Pour la première fois de son histoire, la droite française organisait une primaire afin de savoir qui briguerait au printemps 2017 le mandat de président de la République. Une élection bien plus médiatisée que son équivalente socialiste en 2006 – qui a envoyé Ségolène Royal à la bataille perdue de 2007 – ou que la primaire socialiste de 2011, menant à l’élection de François Hollande, ancien conjoint de Mme Royal, aux commandes de la France. Le résultat final sera connu dimanche en fin d’après-midi.

Contrairement à la primaire socialiste de 2006 ou à la primaire écologiste de l’automne 2016, totalement passée sous le radar, la primaire dite « de la droite et du centre » mais n’opposant que des candidats de droite était « ouverte », comme le fut la primaire socialiste de 2011. Pour voter, il suffisait d’être inscrit sur les listes électorales, d’adhérer à une charte souhaitant l’alternance, d’accepter les « valeurs républicaines » de la droite et du centre, et de s’acquitter de la somme de deux euros, afin de couvrir les frais d’organisation; seules les élections politiques sont prises en charge par l’État.

Fait intéressant, les Français de l’étranger ont voté à contre-courant par rapport à leurs compatriotes.

Sur les onze circonscriptions électorales hors France, Sarkozy a filé sous la barre des 10 %, soit deux fois moins qu’au pays. En Amérique du Nord, Juppé a obtenu 14 points devant Fillon alors qu’au final, il s’est fait supplanter par son rival de presque 16 points.

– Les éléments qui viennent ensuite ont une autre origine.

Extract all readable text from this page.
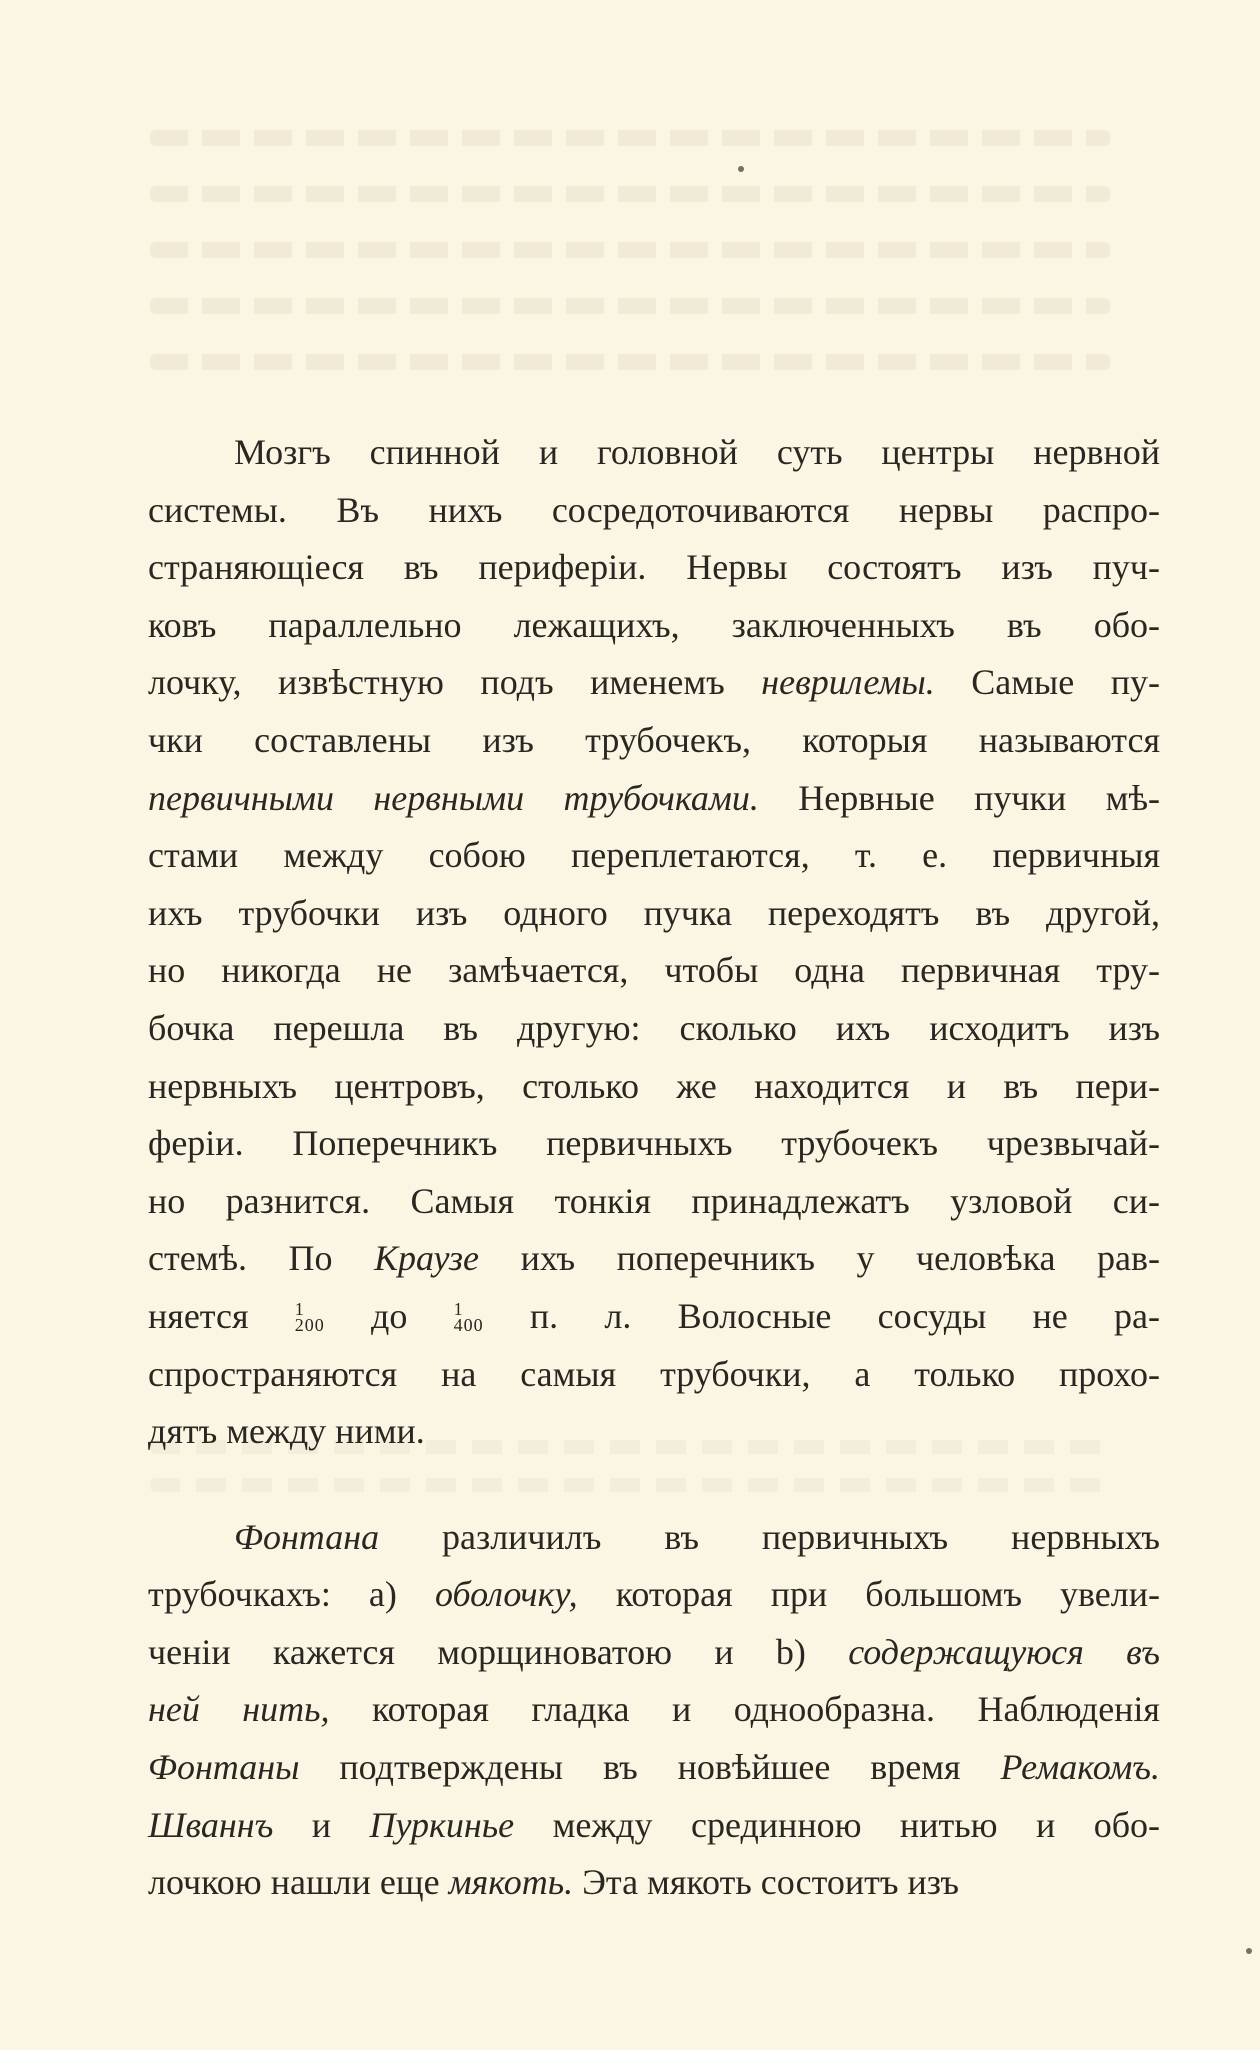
Мозгъ спинной и головной суть центры нервной
системы. Въ нихъ сосредоточиваются нервы распро-
страняющіеся въ периферіи. Нервы состоятъ изъ пуч-
ковъ параллельно лежащихъ, заключенныхъ въ обо-
лочку, извѣстную подъ именемъ неврилемы. Самые пу-
чки составлены изъ трубочекъ, которыя называются
первичными нервными трубочками. Нервные пучки мѣ-
стами между собою переплетаются, т. е. первичныя
ихъ трубочки изъ одного пучка переходятъ въ другой,
но никогда не замѣчается, чтобы одна первичная тру-
бочка перешла въ другую: сколько ихъ исходитъ изъ
нервныхъ центровъ, столько же находится и въ пери-
феріи. Поперечникъ первичныхъ трубочекъ чрезвычай-
но разнится. Самыя тонкія принадлежатъ узловой си-
стемѣ. По Краузе ихъ поперечникъ у человѣка рав-
няется 1
200 до 1
400 п. л. Волосные сосуды не ра-
спространяются на самыя трубочки, а только прохо-
дятъ между ними.

Фонтана различилъ въ первичныхъ нервныхъ
трубочкахъ: a) оболочку, которая при большомъ увели-
ченіи кажется морщиноватою и b) содержащуюся въ
ней нить, которая гладка и однообразна. Наблюденія
Фонтаны подтверждены въ новѣйшее время Ремакомъ.
Шваннъ и Пуркинье между срединною нитью и обо-
лочкою нашли еще мякоть. Эта мякоть состоитъ изъ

Sur un total définitif de 4,27 millions de suffrages – les organisateurs en espéraient deux millions pour faire leurs frais – 44,1 % des votants ont préféré François Fillon à Alain Juppé (28,6 %), mettant Nicolas Sarkozy de côté avec 20,7 % des voix. Les résultats définitifs ont été publiés le 23 novembre, soit deux jours et demi à l’issue de la clôture du scrutin.

Une campagne dure

La campagne électorale fut assez ardue entre les sept candidats (six hommes et une femme) habilités à se présenter. Parmi les recalés figure Frédéric Lefebvre qui, depuis une partielle au printemps 2013, est le député des Français d’Amérique du Nord. N’arrivant pas à réunir ses parrainages, il a déposé son dossier de candidature au nom de son micro-parti Nouveaux Horizons, mais a échoué, contrairement au très conservateur Jean-Frédéric Poisson, président du Parti chrétien démocrate (PCD). Du coup, M. Lefebvre s’est rallié au camp Juppé. Seule candidate, Nathalie Kosciusco-Morizet a reçu in extremis les signatures manquantes grâce à Alain Juppé, doyen de cet exercice et favori des sondeurs.

Rebaptisé « Ali Juppé » par l’extrême-droite, le candidat a fait l’objet de nombreuses attaques, relayées entres autres par le camp Sarkozy. On l’accusait notamment d’être proche des Frères Musulmans et de vouloir financer la construction d’une mosquée à Bordeaux, ville dont il est le maire. Ce n’est qu’en juin que Juppé expliquait qu’elle « n’existe pas et n’existera pas« .

Ignoré par les sondeurs, François Fillon laissait Nicolas Sarkozy l’attaquer autant que le centriste François Bayrou. Depuis un an, ce dernier disait qu’il serait candidat si Sarkozy était choisi. Dans le discours de l’ancien président de la République, Bayrou était devenu l’arme fatale contre Juppé.

Fillon, qui fut Premier ministre sous Sarkozy cinq années durant, a poursuivi son petit bonhomme de chemin. Les médias ont sous-estimé qu’il avait le soutien de la droite la plus conservatrice qui soit.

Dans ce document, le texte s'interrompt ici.